Project 3 - Linear Regression (Due 11/09)
Objective:
This project focuses on regression as compared to classification tasks you've been working on in the previous two projects. You will implement and compare various linear regression approaches.
An active Kaggle competition dataset is used so that you'd be aware how peers do across the world.
Data Sets:
The House Prices - Advanced Regression Techniques from https://www.kaggle.com/competitions/house-prices-advanced-regression-techniques
Tasks:
- Task 1 (20 pts): Visualize the dataset on a 2-D plane using PCA and t-SNE. You need to calculate the error rate for PCA and play around to get the best combinations of parameters used in t-SNE. Describe the process leading to the best visual effect. Note that standardization becomes a default from now on even without mentioning. If you need to convert the regression problem to a classification problem, based on the visualization, how many classes should there be? Write the pseudo-code to realize this process.

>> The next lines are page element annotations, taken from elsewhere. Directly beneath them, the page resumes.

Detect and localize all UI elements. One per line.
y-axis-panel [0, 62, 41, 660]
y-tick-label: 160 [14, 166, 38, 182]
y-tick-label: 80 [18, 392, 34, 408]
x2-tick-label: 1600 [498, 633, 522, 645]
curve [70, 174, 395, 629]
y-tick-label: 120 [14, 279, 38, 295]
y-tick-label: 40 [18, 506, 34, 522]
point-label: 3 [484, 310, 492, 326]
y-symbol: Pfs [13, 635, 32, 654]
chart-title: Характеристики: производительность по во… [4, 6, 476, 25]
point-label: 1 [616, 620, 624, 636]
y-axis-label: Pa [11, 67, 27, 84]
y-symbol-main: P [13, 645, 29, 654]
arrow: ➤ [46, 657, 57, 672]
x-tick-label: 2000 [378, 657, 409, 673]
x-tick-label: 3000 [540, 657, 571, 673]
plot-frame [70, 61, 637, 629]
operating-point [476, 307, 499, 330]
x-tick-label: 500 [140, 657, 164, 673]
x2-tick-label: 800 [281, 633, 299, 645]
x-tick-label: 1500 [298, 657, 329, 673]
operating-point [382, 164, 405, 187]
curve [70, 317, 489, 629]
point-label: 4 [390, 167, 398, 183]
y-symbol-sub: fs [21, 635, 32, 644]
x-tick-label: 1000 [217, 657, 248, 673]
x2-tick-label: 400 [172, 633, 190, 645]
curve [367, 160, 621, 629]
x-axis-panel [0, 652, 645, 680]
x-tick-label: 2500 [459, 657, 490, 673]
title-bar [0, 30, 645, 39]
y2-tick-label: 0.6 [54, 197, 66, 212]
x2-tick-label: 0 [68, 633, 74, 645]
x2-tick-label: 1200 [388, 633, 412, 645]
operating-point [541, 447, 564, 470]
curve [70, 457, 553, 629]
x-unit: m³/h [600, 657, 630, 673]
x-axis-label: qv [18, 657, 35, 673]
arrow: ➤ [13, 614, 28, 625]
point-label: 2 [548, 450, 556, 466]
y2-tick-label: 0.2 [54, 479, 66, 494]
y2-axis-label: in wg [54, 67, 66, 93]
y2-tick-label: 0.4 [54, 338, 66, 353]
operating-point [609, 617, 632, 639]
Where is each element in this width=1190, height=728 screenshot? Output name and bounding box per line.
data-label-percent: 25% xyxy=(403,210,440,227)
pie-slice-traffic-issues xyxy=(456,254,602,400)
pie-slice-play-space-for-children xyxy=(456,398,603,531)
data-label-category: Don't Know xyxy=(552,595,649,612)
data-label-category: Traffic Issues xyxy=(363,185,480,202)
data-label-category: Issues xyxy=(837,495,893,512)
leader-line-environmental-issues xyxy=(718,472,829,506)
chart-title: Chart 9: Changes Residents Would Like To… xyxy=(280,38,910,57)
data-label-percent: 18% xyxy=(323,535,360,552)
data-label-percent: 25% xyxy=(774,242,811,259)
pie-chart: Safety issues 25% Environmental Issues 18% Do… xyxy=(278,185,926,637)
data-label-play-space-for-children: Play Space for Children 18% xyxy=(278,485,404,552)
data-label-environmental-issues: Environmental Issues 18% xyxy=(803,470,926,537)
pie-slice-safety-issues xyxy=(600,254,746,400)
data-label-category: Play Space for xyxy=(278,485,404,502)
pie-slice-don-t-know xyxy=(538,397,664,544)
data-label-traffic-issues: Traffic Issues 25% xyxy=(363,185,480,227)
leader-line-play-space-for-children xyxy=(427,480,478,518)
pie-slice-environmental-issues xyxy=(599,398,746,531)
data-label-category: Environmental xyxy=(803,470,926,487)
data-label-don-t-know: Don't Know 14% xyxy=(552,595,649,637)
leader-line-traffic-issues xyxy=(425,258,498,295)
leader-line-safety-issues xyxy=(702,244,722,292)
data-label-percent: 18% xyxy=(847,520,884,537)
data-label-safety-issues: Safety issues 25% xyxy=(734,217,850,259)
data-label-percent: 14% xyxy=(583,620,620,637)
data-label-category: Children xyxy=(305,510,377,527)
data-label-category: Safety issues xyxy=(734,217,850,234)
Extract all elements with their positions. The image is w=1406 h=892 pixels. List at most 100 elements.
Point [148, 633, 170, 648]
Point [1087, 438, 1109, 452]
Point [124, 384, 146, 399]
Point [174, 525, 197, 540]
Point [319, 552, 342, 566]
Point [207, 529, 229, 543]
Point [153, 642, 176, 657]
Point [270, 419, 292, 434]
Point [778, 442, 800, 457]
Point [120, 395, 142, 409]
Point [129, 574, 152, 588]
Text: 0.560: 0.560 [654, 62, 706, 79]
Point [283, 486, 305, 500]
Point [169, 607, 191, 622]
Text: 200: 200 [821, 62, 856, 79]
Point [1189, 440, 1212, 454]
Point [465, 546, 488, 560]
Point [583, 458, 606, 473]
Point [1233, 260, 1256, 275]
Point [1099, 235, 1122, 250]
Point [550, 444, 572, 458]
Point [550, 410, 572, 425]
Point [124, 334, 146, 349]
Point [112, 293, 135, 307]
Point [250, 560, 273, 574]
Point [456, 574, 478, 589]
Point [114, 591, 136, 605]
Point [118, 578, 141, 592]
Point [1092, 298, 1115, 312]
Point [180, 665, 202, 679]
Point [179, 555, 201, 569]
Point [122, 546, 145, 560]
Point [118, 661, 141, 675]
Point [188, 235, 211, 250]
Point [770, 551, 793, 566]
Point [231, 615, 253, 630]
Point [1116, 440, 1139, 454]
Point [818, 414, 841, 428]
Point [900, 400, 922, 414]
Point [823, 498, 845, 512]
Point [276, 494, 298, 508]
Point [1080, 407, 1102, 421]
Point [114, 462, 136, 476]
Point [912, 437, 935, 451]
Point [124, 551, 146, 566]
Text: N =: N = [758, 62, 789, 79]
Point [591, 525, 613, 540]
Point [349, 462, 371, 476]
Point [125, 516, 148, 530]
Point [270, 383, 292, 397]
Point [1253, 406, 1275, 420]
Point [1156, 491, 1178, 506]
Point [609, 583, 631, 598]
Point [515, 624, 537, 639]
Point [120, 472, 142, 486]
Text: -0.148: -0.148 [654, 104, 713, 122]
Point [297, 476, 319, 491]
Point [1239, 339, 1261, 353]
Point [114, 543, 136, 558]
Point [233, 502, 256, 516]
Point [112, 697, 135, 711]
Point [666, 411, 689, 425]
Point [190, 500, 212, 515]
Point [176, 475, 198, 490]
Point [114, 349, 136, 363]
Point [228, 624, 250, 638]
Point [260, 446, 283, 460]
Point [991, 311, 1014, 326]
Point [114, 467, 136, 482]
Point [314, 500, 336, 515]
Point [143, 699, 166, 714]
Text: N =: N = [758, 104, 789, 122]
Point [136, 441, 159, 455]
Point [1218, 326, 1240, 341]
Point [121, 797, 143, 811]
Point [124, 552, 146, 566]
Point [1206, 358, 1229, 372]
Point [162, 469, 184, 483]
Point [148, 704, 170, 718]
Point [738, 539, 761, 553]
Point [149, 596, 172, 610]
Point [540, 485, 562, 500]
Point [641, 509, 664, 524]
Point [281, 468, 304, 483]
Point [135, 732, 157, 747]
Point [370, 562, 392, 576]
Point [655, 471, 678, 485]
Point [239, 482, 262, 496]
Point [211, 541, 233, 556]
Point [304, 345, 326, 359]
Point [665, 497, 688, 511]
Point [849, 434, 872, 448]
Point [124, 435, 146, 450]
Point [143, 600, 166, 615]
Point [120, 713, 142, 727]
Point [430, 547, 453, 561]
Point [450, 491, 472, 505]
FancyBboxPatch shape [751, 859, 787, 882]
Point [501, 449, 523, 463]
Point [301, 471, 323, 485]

- Task 2 (45 pts): Implement multiple linear regression, polynomial regression, and logistic regression yourself. Compare and analyze results. That is, why certain regression works better than others for this dataset.
- Task 3 (25 pts): Call the ridge regression, LASSO regression, ElasticNet regression, decision tree regression, and SVM regression routines in sklearn and discuss the results.
- Task 4 (10 pts): Study the leaderboard and describe the approaches that the top 3 took. Discuss how you may want to improve your approach.